The 1979 NHL Entry Draft is widely considered to be the best and deepest draft in NHL history. It's no wonder why. Take a look at these first rounders:
1. Rob Ramage - 1044 games played, 2 Stanley Cups
3. Mike Foligno - 1018 games played, 355 career goals
4. Mike Gartner - 1432 games played, 708 career goals
5. Rick Vaive - 876 games played, 441 career goals
6. Craig Hartsburg - 570 careers games in injury shortened tenure
7. Keith Brown - 876 career games
8. Ray Bourque - 1532 career games, 1 Stanley Cup, 5 Norris trophies, 19 All Star teams, Hockey Hall of Fame
9. Laurie Boschman - 1009 games played
10. Tom McCarthy - 460 games played in injury shortened tenure
11. Mike Ramsey - 1070 games played
12. Paul Reinhart - 648 career games played in injury shortened tenure.
13. Doug Sulliman - 631 games played
14. Brian Propp - 1016 games played, 425 career goals
15. Brad McCrimmon - 1222 games played
16. Jay Wells - 1098 games played
17. Duane Sutter - 731 games played
20. Michel Goulet - 1089 games played, 548 career goals, Hockey Hall of Fame
21. Kevin Lowe - 1254 games played, 6 Stanley Cups
When a first round can produce 11 1000+ games played players out of 21 selections, that's amazing. Even more amazing: this draft produced 6 more 1000+ games players:
40. Dave Christian, 41. Dale Hunter, 42. Neal Broten, 44. Guy Carbonneau, 48. Mark Messier, 69. Glenn Anderson.
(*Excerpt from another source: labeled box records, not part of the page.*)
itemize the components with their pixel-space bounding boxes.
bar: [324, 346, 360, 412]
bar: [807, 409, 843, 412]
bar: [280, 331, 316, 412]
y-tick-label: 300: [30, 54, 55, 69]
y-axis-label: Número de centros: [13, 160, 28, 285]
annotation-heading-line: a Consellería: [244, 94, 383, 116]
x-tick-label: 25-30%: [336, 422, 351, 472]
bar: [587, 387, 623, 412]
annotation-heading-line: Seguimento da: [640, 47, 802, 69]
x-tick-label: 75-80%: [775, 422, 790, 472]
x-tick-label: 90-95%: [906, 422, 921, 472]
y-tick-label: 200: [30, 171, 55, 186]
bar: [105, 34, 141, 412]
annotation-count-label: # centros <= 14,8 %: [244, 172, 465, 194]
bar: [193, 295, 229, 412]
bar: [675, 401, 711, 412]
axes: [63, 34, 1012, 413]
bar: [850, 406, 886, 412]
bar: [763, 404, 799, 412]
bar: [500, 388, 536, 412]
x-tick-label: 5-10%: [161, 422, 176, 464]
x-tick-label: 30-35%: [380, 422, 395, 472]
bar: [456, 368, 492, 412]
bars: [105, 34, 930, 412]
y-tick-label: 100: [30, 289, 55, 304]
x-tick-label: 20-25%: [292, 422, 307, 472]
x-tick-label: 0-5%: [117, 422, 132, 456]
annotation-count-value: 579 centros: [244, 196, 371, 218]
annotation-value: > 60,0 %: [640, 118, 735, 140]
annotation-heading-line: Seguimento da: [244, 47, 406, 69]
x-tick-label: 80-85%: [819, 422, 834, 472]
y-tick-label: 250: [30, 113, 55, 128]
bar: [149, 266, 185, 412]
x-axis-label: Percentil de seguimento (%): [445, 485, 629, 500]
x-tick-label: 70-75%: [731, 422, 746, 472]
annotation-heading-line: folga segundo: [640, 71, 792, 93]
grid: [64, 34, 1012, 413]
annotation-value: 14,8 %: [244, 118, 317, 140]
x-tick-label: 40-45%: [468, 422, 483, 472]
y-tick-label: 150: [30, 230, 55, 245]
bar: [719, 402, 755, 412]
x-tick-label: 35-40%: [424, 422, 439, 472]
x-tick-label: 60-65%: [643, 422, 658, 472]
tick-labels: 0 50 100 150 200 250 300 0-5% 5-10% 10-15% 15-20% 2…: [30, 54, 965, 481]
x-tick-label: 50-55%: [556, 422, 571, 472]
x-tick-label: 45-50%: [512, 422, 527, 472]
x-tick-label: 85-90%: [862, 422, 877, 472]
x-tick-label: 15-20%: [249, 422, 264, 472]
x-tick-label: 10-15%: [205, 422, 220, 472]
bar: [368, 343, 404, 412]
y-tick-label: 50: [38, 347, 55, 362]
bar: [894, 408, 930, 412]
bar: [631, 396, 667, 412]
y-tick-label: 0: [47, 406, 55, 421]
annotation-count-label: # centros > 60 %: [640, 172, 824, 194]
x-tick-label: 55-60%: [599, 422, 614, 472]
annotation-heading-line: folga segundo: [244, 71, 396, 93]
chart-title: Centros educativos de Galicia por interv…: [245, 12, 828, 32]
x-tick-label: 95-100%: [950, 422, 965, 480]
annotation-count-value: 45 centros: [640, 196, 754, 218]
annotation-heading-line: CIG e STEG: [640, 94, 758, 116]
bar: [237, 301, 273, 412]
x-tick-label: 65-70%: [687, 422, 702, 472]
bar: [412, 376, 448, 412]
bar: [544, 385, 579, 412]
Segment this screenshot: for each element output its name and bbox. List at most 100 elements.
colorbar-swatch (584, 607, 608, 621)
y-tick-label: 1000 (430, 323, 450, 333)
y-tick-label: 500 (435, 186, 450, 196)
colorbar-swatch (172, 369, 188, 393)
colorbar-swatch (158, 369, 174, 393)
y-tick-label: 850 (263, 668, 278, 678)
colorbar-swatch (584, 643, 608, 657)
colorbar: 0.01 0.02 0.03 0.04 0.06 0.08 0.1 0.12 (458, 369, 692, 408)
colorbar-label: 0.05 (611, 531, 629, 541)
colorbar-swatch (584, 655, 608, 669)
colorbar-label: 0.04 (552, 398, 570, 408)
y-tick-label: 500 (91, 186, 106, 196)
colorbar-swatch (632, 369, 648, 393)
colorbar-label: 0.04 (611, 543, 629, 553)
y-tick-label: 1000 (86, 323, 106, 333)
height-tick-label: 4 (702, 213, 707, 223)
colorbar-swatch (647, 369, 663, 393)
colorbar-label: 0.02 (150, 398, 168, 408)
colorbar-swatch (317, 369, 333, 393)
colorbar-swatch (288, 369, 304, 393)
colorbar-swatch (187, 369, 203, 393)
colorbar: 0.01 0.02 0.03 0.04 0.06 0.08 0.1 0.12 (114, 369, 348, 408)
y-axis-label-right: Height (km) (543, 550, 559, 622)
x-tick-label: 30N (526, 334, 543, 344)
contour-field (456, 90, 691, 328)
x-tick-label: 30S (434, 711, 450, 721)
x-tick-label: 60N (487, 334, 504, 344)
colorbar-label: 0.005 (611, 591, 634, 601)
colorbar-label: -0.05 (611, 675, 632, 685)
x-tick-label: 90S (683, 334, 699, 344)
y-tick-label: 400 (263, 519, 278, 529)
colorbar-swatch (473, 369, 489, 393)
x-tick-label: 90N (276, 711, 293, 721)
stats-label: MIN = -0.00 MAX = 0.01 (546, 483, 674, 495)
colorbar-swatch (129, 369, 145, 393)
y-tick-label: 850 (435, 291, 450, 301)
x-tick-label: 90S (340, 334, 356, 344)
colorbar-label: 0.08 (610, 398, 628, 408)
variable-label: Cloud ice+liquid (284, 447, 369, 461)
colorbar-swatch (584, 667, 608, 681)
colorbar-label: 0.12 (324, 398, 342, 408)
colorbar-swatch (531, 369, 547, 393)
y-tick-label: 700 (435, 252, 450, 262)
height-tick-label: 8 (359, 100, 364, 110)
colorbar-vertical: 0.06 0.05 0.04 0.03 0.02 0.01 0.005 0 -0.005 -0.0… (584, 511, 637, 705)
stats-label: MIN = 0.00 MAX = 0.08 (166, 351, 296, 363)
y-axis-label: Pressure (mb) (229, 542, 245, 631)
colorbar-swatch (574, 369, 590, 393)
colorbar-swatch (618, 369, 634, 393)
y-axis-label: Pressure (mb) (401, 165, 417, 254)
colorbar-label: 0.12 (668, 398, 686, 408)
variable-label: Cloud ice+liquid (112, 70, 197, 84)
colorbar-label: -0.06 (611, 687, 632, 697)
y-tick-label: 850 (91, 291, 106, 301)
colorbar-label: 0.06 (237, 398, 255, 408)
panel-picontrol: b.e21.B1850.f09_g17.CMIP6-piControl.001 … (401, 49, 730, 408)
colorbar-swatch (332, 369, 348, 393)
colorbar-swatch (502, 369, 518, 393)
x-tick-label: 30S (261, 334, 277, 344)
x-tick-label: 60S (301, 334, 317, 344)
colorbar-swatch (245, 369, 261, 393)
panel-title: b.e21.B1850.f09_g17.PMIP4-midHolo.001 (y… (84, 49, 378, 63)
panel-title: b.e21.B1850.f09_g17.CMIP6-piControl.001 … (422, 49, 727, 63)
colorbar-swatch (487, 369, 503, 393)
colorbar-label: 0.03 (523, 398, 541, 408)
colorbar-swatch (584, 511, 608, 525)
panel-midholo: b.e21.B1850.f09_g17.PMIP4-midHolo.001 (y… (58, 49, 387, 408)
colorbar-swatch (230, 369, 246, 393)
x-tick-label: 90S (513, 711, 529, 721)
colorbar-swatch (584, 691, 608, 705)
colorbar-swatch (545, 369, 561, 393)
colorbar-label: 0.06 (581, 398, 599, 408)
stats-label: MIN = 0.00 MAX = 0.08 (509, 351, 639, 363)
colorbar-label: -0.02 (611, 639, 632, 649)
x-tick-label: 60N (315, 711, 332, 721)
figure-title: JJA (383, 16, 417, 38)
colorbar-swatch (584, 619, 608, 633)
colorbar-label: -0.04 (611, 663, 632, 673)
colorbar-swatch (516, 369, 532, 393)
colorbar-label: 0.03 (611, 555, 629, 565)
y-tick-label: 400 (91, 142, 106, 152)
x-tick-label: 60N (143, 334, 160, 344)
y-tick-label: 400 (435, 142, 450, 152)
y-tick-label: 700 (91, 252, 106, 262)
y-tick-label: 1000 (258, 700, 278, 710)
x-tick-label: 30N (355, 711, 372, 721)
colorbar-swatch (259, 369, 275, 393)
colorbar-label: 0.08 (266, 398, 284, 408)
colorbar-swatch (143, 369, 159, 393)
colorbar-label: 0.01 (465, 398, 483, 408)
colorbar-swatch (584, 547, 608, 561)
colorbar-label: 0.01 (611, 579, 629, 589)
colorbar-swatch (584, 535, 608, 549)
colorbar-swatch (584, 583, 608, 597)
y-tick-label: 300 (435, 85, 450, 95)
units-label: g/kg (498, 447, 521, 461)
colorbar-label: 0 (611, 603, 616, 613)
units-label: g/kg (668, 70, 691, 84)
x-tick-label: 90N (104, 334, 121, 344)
And several players close to 1000 games, including 27. Brent Ashton (998 gp), 30. Mark Hardy (915 gp), 66. John Ogrodnick (928 gp), 103. Thomas Steen (950 gp), 112. Doug Crossman (914 GP) and 120 Mike Krushelnyski (897 gp).
Of the 126 players selected, an astonishing 103 (over 81%) played in the NHL. Other notable players include Tomas Jonsson, Lindy Ruff, Pelle Lindbergh, Mats Naslund, Tim Hunter, Rick Wamsley, Keith Crowder, Rollie Melanson, Jim Peplinski, Ray Neufeld, Anton Stastny, Dirk Graham, Alan Haworth and Tim Watters.
So why was this draft so prolific? It was essentially two drafts in one. For the first time since 1974, the NHL allowed the drafting of underage players. This draft also included the influx of underage players from the WHA, which had merged with the NHL in the spring of 1979. In its final season, the WHA had signed numerous teenagers, and their development had been accelerated by their opportunity to enter pro hockey so early. The NHL never had a chance to draft these players.
Three players posed problems for this draft: Wayne Gretzky and Mark Messier played in the WHA as 17 year olds and would normally have been too young to enter the NHL in 1979. Tom McCarthy was a junior player whose birthday was just shy of the draft date, which would have forced him to wait one more year. McCarthy threatened legal action.
In Gretzky's case, the NHL avoided a draft dilemma by letting Edmonton retain his rights from its WHA franchise. Although why the NHL would rape the WHA teams like they did but allow them to keep the crown jewel is something I never understood.
Messier, however, was coming from a defunct WHA team (Cincinnati) and had to join a new one in the NHL. The NHL made 18 year old Messier eligible for this draft, and all 18 year olds would be made eligible the following year, with the provision that if they could not make the jump to the NHL immediately then they would be returned to their junior clubs.
The NHL solved the McCarthy legal threat by holding the draft in August, just after McCarthy's birthday, in order to make him eligible.
The late draft date, the latest in NHL draft history, forced the NHL to hold a small draft of just 126 players. This created free agent opportunities for other junior players. In all, 31 prospects were signed as free agents, including Dino Ciccarelli, Tim Kerr, J-F Sauve, Ron Flockhart and Dave Pichette.
On the interesting side, Minnesota used pick 111 to draft Brian Gualazzi. Gualazzi never played in the NHL and later attended Dalhousie University to become a crown attorney in his hometown of Sault Ste. Marie, Ontario. While playing junior hockey for the Soo Greyhounds, Gualazzi unsuspectingly made a big impact on hockey history when he refused to give up his jersey number 9 to a 16 year old rookie, forcing the rookie to switch from his cherished number. That rookie? #99 Wayne Gretzky.